22

 

 

 

Irène se réveilla, se dressa sur son lit, effrayée. Elle était certaine que quelqu’un était entré dans sa chambre, s’était penché sur son lit, l’avait regardée, s’était penché plus encore… Son cœur battait si fort que sa nuque crispée de peur faisait osciller sa tête à chaque battement. Lentement, comme si un geste brusque eût pu déclencher une offensive, elle tendit la main vers sa table de chevet, y prit ses lunettes, les porta à son visage. Elle regarda autour d’elle. Dans la pièce suffisamment éclairée par la veilleuse, elle ne vit personne. Mais dans le mur, en face du lit, une porte, dont elle n’avait jamais soupçonné l’existence, était grande ouverte.

Elle poussa un cri et se cacha sous les couvertures. Rien ne se passait. Du bout des doigts, elle pratiqua une petite ouverture entre les draps et regarda la porte. Elle ouvrait sur une sorte de grand placard éclairé de l’intérieur. Et ce placard ne contenait rien d’autre qu’un fauteuil confortable, pareil à tous ceux qui meublaient les diverses pièces de l’Arche.

Irène dégagea tout son visage, puis son buste, et s’assit. Elle n’était pas de tempérament à s’abandonner à la peur. Elle se demanda ce que signifiaient ce placard et ce siège. Quelqu’un était-il venu s’asseoir dans ce fauteuil pour la regarder dormir ? Mais alors, pourquoi se placer si loin et dans un placard ? Elle se décida à aller voir ça de plus près, alluma la grande lampe, se leva, et, se rendant compte que son pyjama, dérangé par les mouvements du sommeil, n’était peut-être pas très décent, enfila sa robe de chambre. Elle était pourtant seule dans sa chambre et trop simple pour être excessivement pudique, mais ce fauteuil vide était plus gênant qu’une présence.
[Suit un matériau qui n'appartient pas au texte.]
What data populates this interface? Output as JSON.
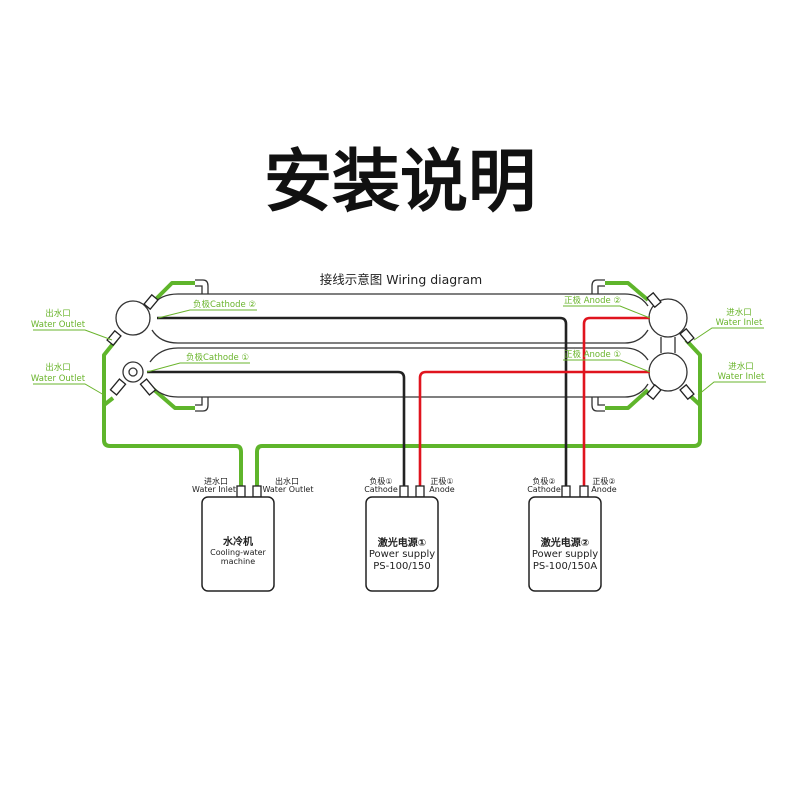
{
  "title": "安装说明",
  "diagram_title": "接线示意图 Wiring diagram",
  "tube_labels": {
    "cathode_2": "负极Cathode ②",
    "cathode_1": "负极Cathode ①",
    "anode_2": "正极 Anode ②",
    "anode_1": "正极 Anode ①"
  },
  "left_labels": [
    {
      "cn": "出水口",
      "en": "Water Outlet"
    },
    {
      "cn": "出水口",
      "en": "Water Outlet"
    }
  ],
  "right_labels": [
    {
      "cn": "进水口",
      "en": "Water Inlet"
    },
    {
      "cn": "进水口",
      "en": "Water Inlet"
    }
  ],
  "chiller": {
    "inlet_cn": "进水口",
    "inlet_en": "Water Inlet",
    "outlet_cn": "出水口",
    "outlet_en": "Water Outlet",
    "name_cn": "水冷机",
    "name_en1": "Cooling-water",
    "name_en2": "machine"
  },
  "psu1": {
    "cathode_cn": "负极①",
    "cathode_en": "Cathode",
    "anode_cn": "正极①",
    "anode_en": "Anode",
    "name_cn": "激光电源①",
    "name_en": "Power supply",
    "model": "PS-100/150"
  },
  "psu2": {
    "cathode_cn": "负极②",
    "cathode_en": "Cathode",
    "anode_cn": "正极②",
    "anode_en": "Anode",
    "name_cn": "激光电源②",
    "name_en": "Power supply",
    "model": "PS-100/150A"
  },
  "colors": {
    "water": "#5fb52b",
    "cathode_wire": "#222222",
    "anode_wire": "#e0141e"
  }
}
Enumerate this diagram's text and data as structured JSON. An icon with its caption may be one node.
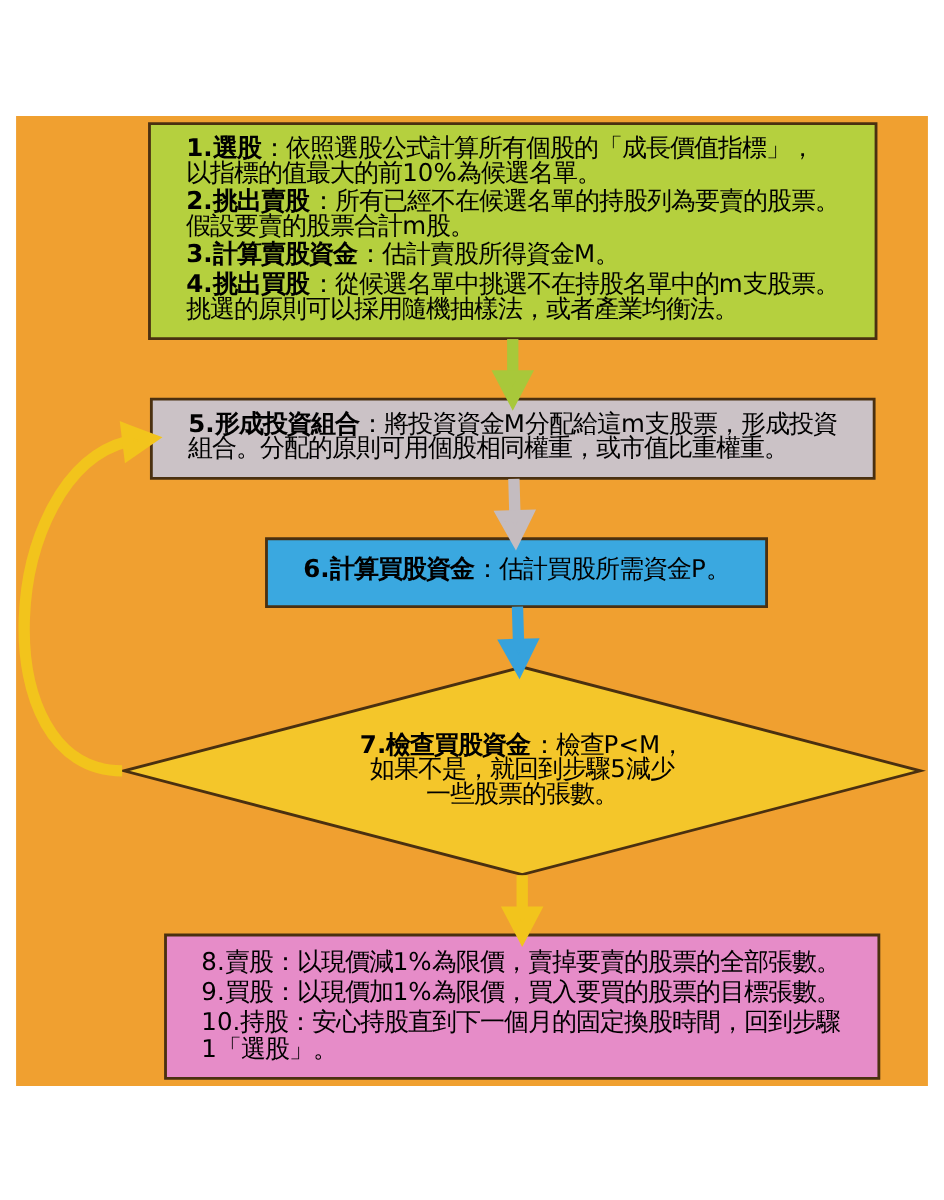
{
  "diagram": {
    "nodes": [
      {
        "text": [
          "**1.選股**：依照選股公式計算所有個股的「成長價值指標」，以指標的值最大的前10%為候選名單。",
          "**2.挑出賣股**：所有已經不在候選名單的持股列為要賣的股票。假設要賣的股票合計m股。",
          "**3.計算賣股資金**：估計賣股所得資金M。",
          "**4.挑出買股**：從候選名單中挑選不在持股名單中的m支股票。挑選的原則可以採用隨機抽樣法，或者產業均衡法。"
        ]
      },
      {
        "text": [
          "**5.形成投資組合**：將投資資金M分配給這m支股票，形成投資組合。分配的原則可用個股相同權重，或市值比重權重。"
        ]
      },
      {
        "text": [
          "**6.計算買股資金**：估計買股所需資金P。"
        ]
      },
      {
        "text": [
          "**7.檢查買股資金**：檢查P<M，如果不是，就回到步驟5減少一些股票的張數。"
        ]
      },
      {
        "text": [
          "8.賣股：以現價減1%為限價，賣掉要賣的股票的全部張數。",
          "9.買股：以現價加1%為限價，買入要買的股票的目標張數。",
          "10.持股：安心持股直到下一個月的固定換股時間，回到步驟1「選股」。"
        ]
      }
    ],
    "edges": [
      {
        "from": 0,
        "to": 1,
        "arrow": "to",
        "color": "#a8c83a"
      },
      {
        "from": 1,
        "to": 2,
        "arrow": "to",
        "color": "#c4bcc0"
      },
      {
        "from": 2,
        "to": 3,
        "arrow": "to",
        "color": "#36a2dc"
      },
      {
        "from": 3,
        "to": 4,
        "arrow": "to",
        "color": "#f2c41c"
      },
      {
        "from": 3,
        "to": 1,
        "arrow": "to",
        "color": "#f2c41c"
      }
    ]
  }
}
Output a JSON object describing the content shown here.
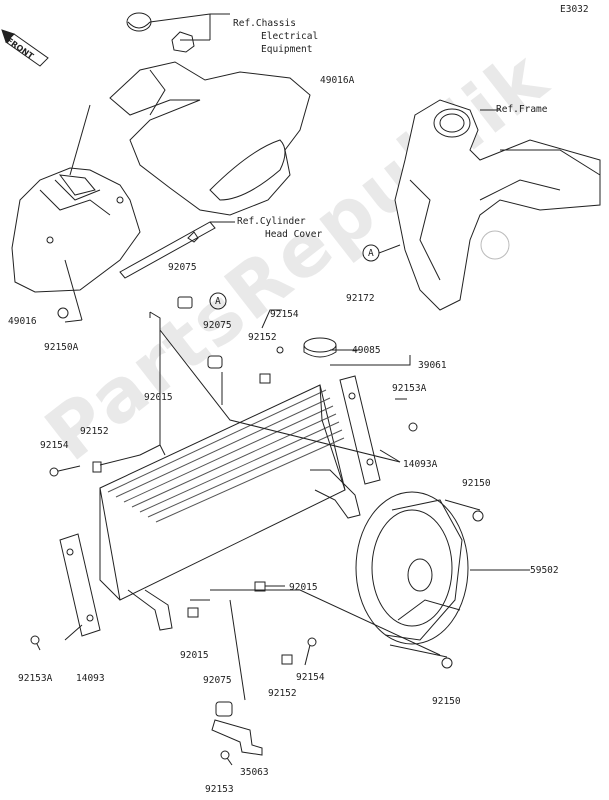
{
  "diagram_code": "E3032",
  "front_label": "FRONT",
  "watermark": "PartsRepublik",
  "references": {
    "chassis_electrical": [
      "Ref.Chassis",
      "Electrical",
      "Equipment"
    ],
    "frame": "Ref.Frame",
    "cylinder_head_cover": [
      "Ref.Cylinder",
      "Head Cover"
    ]
  },
  "callouts": {
    "p49016A": "49016A",
    "p49016": "49016",
    "p92150A": "92150A",
    "p92075_a": "92075",
    "p92075_b": "92075",
    "p92075_c": "92075",
    "p92154_top": "92154",
    "p92152_top": "92152",
    "p92172": "92172",
    "p49085": "49085",
    "p39061": "39061",
    "p92015_a": "92015",
    "p92015_b": "92015",
    "p92015_c": "92015",
    "p92153A_right": "92153A",
    "p92154_left": "92154",
    "p92152_left": "92152",
    "p14093A": "14093A",
    "p92150_top": "92150",
    "p59502": "59502",
    "p92153A_left": "92153A",
    "p14093": "14093",
    "p92152_bottom": "92152",
    "p92154_bottom": "92154",
    "p92150_bottom": "92150",
    "p92153": "92153",
    "p35063": "35063"
  },
  "markers": {
    "marker_a": "A"
  }
}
Elle s’approcha doucement, la tête un peu penchée en avant, n’arrêta à deux pas de la porte, puis fit encore un pas, puis un autre. Alors, elle put distinguer une petite plaque de cuivre fixée en haut du dossier et sur laquelle deux mots étaient gravés. Elle dut s’approcher encore et se pencher davantage pour pouvoir les lire. C’était une simple invitation : « Asseyez-vous… » Elle eut envie de rire, elle se sentait amusée comme un enfant. Pourquoi pas, après tout ? Pourquoi ne pas s’asseoir ? Si on avait pris la peine de la faire venir dans cette Arche pour lui sauver la vie, « on » n’avait sûrement pas l’intention île lui jouer quelque mauvais tour. Irène se laissa aller à son rire, avec un petit bruit de gorge, et, carrément, pivota sur elle-même pour s’asseoir…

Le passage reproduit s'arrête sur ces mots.